2. The Master (2012)
With his pale skin, striking red hair, and unconventionally compelling looks, Hoffman bears a distinct physical resemblance to L. Ron Hubbard, the controversial author of Battlefield Earth who also apparently unlocked the secrets of the universe and was willing to share them with acolytes of the Church of Scientology for a steep cost. So when Anderson was looking for an actor to play Lancaster Dodd, a larger-than-life author and philosopher overtly based on Hubbard, Hoffman’s casting was a no-brainer. Even someone as brilliant as Anderson at utilizing Hoffman’s gifts might not have realized, however, what explosive chemistry the actor would have with Joaquin Phoenix, who tackles the equally challenging but different role as the raging man-child Dodd takes on as sort of a protégé, surrogate child, and strange alter-ego. More importantly, however, Hoffman had the cult-leader charisma required to play a man so captivating in his magnetism that he was able to convince seemingly intelligent people to abandon their critical faculties and give themselves over to his fantasies of endless personal potential. Almost Famous might have given Hoffman a better role than The Master, but no role was bigger than the majestic con of a man he played here. Paul Thomas Anderson’s collaboration with Hoffman began with a small but significant part in Hard Eight, but the scope of their partnership grew in size until it required the largely anachronistic format of 70mm — used in massive epics throughout the 1950s and 1960s before falling out of favor — to contain its majesty.

1. Almost Famous (2000)
Phillip Seymour Hoffman is the big, bleeding heart of Almost Famous, Cameron Crowe’s semiautobiographical comedy about coming of age in the 1970s’ debauched rock-and-roll world.

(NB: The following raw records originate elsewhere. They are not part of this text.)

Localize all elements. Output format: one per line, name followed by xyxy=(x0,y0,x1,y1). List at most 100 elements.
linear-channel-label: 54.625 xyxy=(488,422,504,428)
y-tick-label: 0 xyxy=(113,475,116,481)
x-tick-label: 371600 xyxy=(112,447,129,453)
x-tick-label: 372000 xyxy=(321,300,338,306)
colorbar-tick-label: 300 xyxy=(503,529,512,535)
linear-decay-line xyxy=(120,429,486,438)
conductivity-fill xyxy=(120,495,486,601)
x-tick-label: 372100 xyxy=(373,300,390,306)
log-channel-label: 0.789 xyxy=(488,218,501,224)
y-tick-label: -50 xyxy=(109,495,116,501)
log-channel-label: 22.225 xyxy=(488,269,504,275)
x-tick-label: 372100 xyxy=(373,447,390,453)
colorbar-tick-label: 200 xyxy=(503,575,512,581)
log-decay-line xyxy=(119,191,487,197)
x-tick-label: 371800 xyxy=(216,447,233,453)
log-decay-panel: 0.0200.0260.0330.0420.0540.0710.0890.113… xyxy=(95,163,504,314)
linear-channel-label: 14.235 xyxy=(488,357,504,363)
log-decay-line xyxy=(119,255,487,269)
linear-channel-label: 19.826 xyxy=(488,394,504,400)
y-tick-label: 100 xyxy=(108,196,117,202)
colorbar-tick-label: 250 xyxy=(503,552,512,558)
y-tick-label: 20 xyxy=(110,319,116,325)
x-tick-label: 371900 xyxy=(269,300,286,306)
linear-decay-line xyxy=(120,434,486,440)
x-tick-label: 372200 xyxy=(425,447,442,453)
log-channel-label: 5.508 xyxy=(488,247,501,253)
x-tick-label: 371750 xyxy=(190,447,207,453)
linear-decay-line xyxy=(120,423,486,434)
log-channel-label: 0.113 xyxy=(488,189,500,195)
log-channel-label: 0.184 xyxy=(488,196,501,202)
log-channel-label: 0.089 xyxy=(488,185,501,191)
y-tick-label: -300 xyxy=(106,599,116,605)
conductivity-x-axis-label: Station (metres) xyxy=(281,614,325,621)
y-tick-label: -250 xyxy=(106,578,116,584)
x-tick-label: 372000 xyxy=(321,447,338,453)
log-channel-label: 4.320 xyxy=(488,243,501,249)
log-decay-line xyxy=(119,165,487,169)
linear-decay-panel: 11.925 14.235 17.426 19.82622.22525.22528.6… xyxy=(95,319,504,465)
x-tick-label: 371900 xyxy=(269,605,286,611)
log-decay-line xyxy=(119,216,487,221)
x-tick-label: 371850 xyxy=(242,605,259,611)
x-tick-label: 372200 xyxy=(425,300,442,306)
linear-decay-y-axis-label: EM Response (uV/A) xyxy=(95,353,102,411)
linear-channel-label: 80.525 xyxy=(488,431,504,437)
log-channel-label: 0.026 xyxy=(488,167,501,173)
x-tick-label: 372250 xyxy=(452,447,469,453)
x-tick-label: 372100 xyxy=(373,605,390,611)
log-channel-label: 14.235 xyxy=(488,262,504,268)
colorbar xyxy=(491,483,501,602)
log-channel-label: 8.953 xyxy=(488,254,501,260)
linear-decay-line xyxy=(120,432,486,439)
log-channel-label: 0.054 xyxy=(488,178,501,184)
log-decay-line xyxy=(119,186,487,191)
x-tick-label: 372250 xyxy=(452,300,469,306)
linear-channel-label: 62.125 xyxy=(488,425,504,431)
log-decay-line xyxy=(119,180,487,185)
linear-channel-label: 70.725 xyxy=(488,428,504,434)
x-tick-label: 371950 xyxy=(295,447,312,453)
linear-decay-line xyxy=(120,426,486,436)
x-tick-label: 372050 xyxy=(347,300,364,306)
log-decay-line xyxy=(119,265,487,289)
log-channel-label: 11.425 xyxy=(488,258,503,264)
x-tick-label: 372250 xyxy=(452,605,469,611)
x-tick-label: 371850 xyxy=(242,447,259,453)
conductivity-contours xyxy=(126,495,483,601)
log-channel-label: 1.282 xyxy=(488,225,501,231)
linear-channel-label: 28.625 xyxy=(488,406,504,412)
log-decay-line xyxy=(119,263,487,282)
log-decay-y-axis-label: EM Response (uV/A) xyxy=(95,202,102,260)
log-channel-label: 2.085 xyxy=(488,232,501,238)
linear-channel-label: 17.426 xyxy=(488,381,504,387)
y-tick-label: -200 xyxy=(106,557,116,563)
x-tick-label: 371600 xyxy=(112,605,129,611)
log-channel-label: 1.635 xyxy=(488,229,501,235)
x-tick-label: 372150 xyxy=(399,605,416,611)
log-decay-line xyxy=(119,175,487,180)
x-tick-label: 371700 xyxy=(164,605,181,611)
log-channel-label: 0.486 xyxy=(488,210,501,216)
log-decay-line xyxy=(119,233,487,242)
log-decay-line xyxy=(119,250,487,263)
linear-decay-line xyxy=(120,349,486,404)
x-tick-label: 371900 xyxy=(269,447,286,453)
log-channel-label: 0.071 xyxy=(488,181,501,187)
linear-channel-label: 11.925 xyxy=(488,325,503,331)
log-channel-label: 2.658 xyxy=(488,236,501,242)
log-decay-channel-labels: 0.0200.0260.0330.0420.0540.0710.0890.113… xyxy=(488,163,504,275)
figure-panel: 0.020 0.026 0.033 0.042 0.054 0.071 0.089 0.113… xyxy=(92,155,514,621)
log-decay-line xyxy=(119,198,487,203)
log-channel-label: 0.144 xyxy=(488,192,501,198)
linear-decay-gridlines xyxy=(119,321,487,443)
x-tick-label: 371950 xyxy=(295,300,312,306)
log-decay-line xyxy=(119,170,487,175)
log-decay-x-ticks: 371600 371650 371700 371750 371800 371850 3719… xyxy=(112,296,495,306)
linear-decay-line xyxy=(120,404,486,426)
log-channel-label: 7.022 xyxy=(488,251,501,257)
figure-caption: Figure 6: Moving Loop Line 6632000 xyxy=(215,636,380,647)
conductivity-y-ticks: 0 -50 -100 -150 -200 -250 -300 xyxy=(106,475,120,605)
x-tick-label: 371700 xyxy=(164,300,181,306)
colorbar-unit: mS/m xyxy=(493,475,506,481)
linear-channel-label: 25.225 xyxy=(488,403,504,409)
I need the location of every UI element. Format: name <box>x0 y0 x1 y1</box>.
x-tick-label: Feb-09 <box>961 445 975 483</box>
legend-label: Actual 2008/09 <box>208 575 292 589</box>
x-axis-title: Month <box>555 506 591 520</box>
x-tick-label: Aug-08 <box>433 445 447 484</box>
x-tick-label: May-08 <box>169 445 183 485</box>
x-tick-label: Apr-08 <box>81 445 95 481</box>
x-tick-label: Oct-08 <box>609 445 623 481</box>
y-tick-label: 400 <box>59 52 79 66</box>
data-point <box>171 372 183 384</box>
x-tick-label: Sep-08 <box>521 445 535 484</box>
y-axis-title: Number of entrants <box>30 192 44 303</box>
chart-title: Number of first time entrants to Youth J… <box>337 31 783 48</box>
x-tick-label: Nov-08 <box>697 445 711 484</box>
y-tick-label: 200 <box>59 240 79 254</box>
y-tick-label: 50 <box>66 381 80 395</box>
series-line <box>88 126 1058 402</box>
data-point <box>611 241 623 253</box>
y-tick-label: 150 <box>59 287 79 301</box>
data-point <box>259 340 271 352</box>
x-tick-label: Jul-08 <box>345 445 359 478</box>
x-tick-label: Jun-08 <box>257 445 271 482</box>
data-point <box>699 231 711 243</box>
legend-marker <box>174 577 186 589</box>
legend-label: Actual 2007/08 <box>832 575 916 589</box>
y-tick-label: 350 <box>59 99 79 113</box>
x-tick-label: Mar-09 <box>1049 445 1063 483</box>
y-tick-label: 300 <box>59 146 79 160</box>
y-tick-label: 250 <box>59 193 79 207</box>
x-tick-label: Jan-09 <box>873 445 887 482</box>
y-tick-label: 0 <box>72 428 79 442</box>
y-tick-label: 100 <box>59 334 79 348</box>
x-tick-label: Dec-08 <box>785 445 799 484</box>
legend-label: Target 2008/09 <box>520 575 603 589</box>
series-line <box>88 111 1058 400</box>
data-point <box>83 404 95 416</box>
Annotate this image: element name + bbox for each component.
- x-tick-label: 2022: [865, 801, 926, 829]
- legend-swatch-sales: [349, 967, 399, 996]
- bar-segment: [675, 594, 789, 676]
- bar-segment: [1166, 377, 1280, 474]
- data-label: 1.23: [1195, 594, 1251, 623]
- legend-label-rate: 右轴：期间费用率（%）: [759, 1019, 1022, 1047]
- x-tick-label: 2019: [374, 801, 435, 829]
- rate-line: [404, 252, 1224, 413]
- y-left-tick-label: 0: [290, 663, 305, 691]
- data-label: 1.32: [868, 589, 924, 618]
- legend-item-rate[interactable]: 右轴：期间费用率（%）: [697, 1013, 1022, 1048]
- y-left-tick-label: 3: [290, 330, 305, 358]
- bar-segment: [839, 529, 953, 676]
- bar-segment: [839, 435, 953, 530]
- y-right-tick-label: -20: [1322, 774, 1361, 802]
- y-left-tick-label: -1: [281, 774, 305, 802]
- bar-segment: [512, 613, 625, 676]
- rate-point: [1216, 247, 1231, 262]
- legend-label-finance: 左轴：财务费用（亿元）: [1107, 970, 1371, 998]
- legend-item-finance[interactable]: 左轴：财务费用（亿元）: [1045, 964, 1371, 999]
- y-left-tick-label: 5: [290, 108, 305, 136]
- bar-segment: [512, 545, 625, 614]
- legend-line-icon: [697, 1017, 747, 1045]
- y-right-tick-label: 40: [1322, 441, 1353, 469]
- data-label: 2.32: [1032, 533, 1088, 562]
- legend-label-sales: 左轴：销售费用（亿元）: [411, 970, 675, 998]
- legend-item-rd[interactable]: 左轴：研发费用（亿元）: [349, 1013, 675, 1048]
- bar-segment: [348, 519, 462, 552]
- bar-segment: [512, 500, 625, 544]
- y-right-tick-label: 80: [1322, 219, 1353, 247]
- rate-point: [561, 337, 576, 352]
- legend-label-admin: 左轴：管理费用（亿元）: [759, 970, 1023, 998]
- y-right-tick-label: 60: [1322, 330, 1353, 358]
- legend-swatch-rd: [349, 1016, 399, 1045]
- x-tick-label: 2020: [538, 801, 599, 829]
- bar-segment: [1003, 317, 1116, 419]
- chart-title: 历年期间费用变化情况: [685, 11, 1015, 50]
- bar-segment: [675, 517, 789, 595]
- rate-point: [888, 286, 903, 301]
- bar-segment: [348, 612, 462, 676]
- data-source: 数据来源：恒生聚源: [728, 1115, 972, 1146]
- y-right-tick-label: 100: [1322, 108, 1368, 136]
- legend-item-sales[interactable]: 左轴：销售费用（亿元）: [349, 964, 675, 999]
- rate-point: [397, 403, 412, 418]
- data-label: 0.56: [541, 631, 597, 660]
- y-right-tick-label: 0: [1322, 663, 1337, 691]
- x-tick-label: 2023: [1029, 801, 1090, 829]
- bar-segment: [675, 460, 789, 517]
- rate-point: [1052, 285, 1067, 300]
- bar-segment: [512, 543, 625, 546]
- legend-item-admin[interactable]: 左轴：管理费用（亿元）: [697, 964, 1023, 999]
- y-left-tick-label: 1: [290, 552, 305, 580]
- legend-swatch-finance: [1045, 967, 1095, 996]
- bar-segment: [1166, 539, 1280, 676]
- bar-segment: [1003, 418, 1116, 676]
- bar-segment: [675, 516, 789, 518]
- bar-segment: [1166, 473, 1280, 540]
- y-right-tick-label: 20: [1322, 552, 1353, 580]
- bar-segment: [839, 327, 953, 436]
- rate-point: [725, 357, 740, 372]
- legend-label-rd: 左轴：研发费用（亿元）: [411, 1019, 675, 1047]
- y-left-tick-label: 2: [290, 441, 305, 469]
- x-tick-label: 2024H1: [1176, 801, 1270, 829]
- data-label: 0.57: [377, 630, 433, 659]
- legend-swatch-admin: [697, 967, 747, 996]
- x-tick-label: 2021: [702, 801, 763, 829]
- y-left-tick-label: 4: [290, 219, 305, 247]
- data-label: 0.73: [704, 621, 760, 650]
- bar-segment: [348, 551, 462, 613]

In perhaps his signature role, Hoffman plays legendary rock journalist Lester Bangs as a beacon of compassion disguised as an intimidating grouch, a philosopher in the shabby costume of a slob. Though Hoffman’s role is exceedingly brief, it’s tough to overestimate its importance to the film. Bangs doesn’t just offer crucial mentorship to Crowe’s doe-eyed surrogate at a time when he needs it most. No, the performance transcends the film itself (even a film as beloved as Almost Famous) so that Bangs, through Hoffman — or possibly Hoffman, through Bangs (when an actor and character fuse to this extent, it’s tough to separate them) — is sending out a timeless message of radical self-acceptance to anyone who needs it. In death, as in life, Hoffman belongs to us all, but he belongs to the misfits, outsiders, and oddballs he played so compellingly most of all.